Theseus
Op mijn twaalfde verloor ik een horloge aan
de Egeïsche Zee. Doorgaans sleurt het wijn,
goede bedoelingen, raketjes en vakantieliefdes
mee, maar nee, ik verloor mijn vaders horloge.
Waterbestendig tot vijfendertig meter zal het
de eerste golfslag nog koppig hebben meegetikt.
Zend dat aandenken dan op z’n minst per fles,
zul je zeggen, zoals meisjes met glitters en vetkrijt
een missive over een eerste kalverliefde de zeestraat
over schreeuwen en voor jongens de daad zélf
belangrijk is, bovenhands aan de hals een boodschap
naar de overkant pasen en hopelijk een vogel uit de
vlucht slaan — meeuwengekrijs ontvangstbevestiging.

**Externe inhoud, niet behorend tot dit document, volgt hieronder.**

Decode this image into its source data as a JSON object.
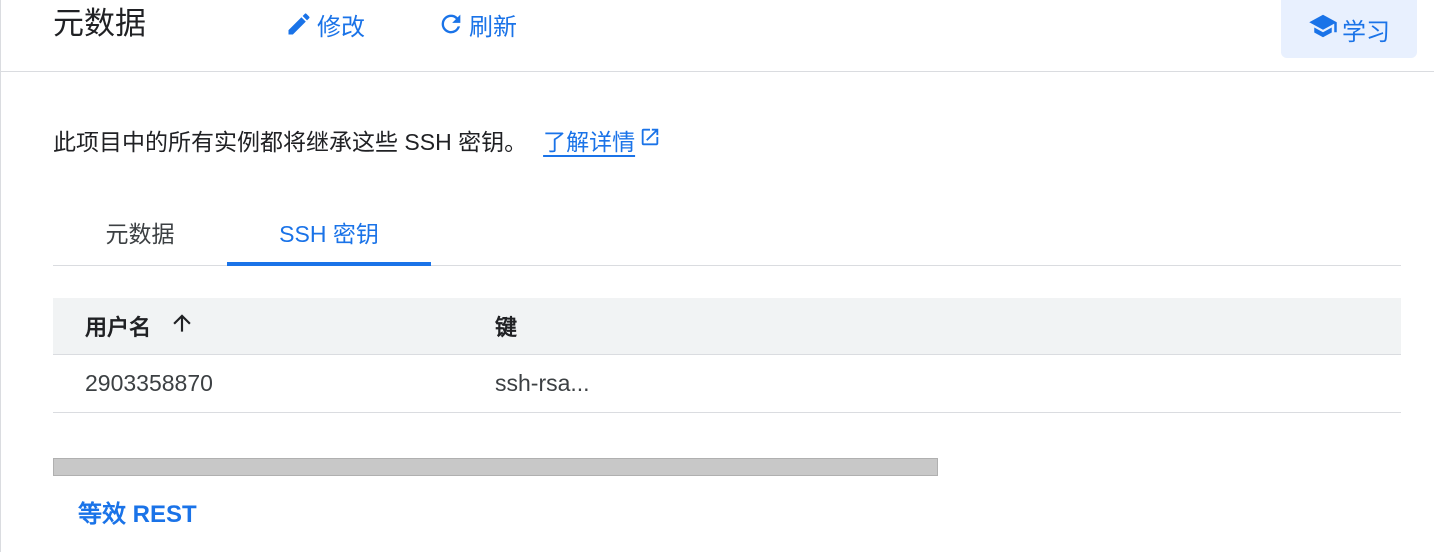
{
  "header": {
    "title": "元数据",
    "edit_label": "修改",
    "refresh_label": "刷新",
    "learn_label": "学习"
  },
  "description": {
    "text": "此项目中的所有实例都将继承这些 SSH 密钥。",
    "link_label": "了解详情"
  },
  "tabs": [
    {
      "label": "元数据",
      "active": false
    },
    {
      "label": "SSH 密钥",
      "active": true
    }
  ],
  "table": {
    "columns": [
      {
        "label": "用户名",
        "sort": "ascending"
      },
      {
        "label": "键"
      }
    ],
    "rows": [
      {
        "username": "2903358870",
        "key": "ssh-rsa..."
      }
    ]
  },
  "footer": {
    "rest_label": "等效 REST"
  },
  "colors": {
    "accent": "#1a73e8",
    "learn_bg": "#e8f0fe",
    "table_header_bg": "#f1f3f4",
    "divider": "#dadce0"
  },
  "icons": [
    "pencil-icon",
    "refresh-icon",
    "school-icon",
    "open-in-new-icon",
    "arrow-up-icon"
  ]
}
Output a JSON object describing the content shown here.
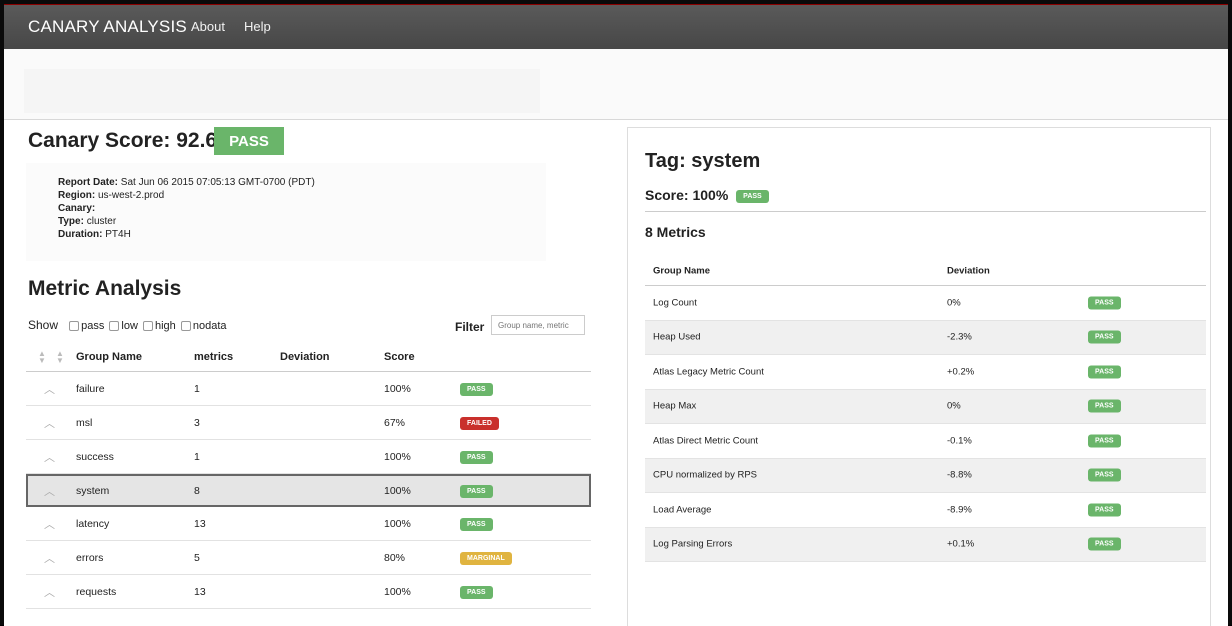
{
  "navbar": {
    "brand": "CANARY ANALYSIS",
    "links": [
      "About",
      "Help"
    ]
  },
  "summary": {
    "title": "Canary Score: 92.6%",
    "result": "PASS",
    "report_date_label": "Report Date:",
    "report_date": "Sat Jun 06 2015 07:05:13 GMT-0700 (PDT)",
    "region_label": "Region:",
    "region": "us-west-2.prod",
    "canary_label": "Canary:",
    "canary": "",
    "type_label": "Type:",
    "type": "cluster",
    "duration_label": "Duration:",
    "duration": "PT4H"
  },
  "metric_analysis": {
    "title": "Metric Analysis",
    "show_label": "Show",
    "filters": [
      "pass",
      "low",
      "high",
      "nodata"
    ],
    "filter_label": "Filter",
    "filter_placeholder": "Group name, metric",
    "columns": [
      "Group Name",
      "metrics",
      "Deviation",
      "Score"
    ],
    "rows": [
      {
        "group": "failure",
        "metrics": "1",
        "deviation": "",
        "score": "100%",
        "status": "PASS",
        "kind": "pass",
        "selected": false
      },
      {
        "group": "msl",
        "metrics": "3",
        "deviation": "",
        "score": "67%",
        "status": "FAILED",
        "kind": "failed",
        "selected": false
      },
      {
        "group": "success",
        "metrics": "1",
        "deviation": "",
        "score": "100%",
        "status": "PASS",
        "kind": "pass",
        "selected": false
      },
      {
        "group": "system",
        "metrics": "8",
        "deviation": "",
        "score": "100%",
        "status": "PASS",
        "kind": "pass",
        "selected": true
      },
      {
        "group": "latency",
        "metrics": "13",
        "deviation": "",
        "score": "100%",
        "status": "PASS",
        "kind": "pass",
        "selected": false
      },
      {
        "group": "errors",
        "metrics": "5",
        "deviation": "",
        "score": "80%",
        "status": "MARGINAL",
        "kind": "marginal",
        "selected": false
      },
      {
        "group": "requests",
        "metrics": "13",
        "deviation": "",
        "score": "100%",
        "status": "PASS",
        "kind": "pass",
        "selected": false
      }
    ]
  },
  "tag_detail": {
    "title": "Tag: system",
    "score": "Score: 100%",
    "score_status": "PASS",
    "metrics_count": "8 Metrics",
    "columns": [
      "Group Name",
      "Deviation"
    ],
    "rows": [
      {
        "name": "Log Count",
        "deviation": "0%",
        "status": "PASS"
      },
      {
        "name": "Heap Used",
        "deviation": "-2.3%",
        "status": "PASS"
      },
      {
        "name": "Atlas Legacy Metric Count",
        "deviation": "+0.2%",
        "status": "PASS"
      },
      {
        "name": "Heap Max",
        "deviation": "0%",
        "status": "PASS"
      },
      {
        "name": "Atlas Direct Metric Count",
        "deviation": "-0.1%",
        "status": "PASS"
      },
      {
        "name": "CPU normalized by RPS",
        "deviation": "-8.8%",
        "status": "PASS"
      },
      {
        "name": "Load Average",
        "deviation": "-8.9%",
        "status": "PASS"
      },
      {
        "name": "Log Parsing Errors",
        "deviation": "+0.1%",
        "status": "PASS"
      }
    ]
  },
  "colors": {
    "pass": "#6ab56a",
    "failed": "#c9302c",
    "marginal": "#e0b440",
    "navbar": "#4f4f4f"
  },
  "icons": {
    "row_expand": "chevron-up-icon",
    "sort": "sort-icon"
  }
}
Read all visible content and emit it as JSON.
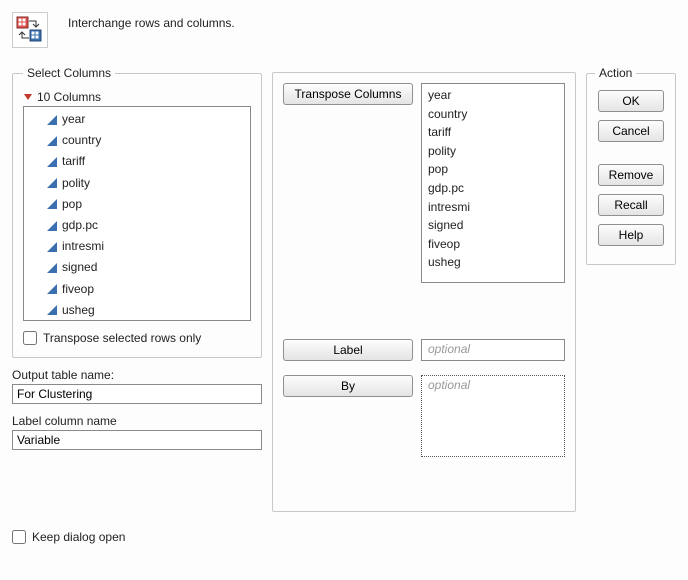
{
  "header": {
    "description": "Interchange rows and columns."
  },
  "select_columns": {
    "legend": "Select Columns",
    "count_label": "10 Columns",
    "columns": [
      "year",
      "country",
      "tariff",
      "polity",
      "pop",
      "gdp.pc",
      "intresmi",
      "signed",
      "fiveop",
      "usheg"
    ],
    "transpose_rows_only_label": "Transpose selected rows only",
    "transpose_rows_only_checked": false
  },
  "output_table": {
    "label": "Output table name:",
    "value": "For Clustering"
  },
  "label_column": {
    "label": "Label column name",
    "value": "Variable"
  },
  "roles": {
    "transpose": {
      "button": "Transpose Columns",
      "items": [
        "year",
        "country",
        "tariff",
        "polity",
        "pop",
        "gdp.pc",
        "intresmi",
        "signed",
        "fiveop",
        "usheg"
      ]
    },
    "label_role": {
      "button": "Label",
      "placeholder": "optional"
    },
    "by_role": {
      "button": "By",
      "placeholder": "optional"
    }
  },
  "actions": {
    "legend": "Action",
    "ok": "OK",
    "cancel": "Cancel",
    "remove": "Remove",
    "recall": "Recall",
    "help": "Help"
  },
  "footer": {
    "keep_open_label": "Keep dialog open",
    "keep_open_checked": false
  }
}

Mocht de drenkeling na twintig jaar nog aanspoelen
op een Grieks rotsstrand dan is het gedeukt, verder
gaaf wrakhout; geen gezouten rivierlijk aangevreten
door tijd en zeegras. Zoals een gebroken uurwerk
in film noir het tijdstip van de moord signaleert,
slibben op de datum en tijd van mijn vaders horloge
verbrande enkels, zandkastelen en familiefoto’s aan.
Ook dit gedicht werd voorgelezen op een boot.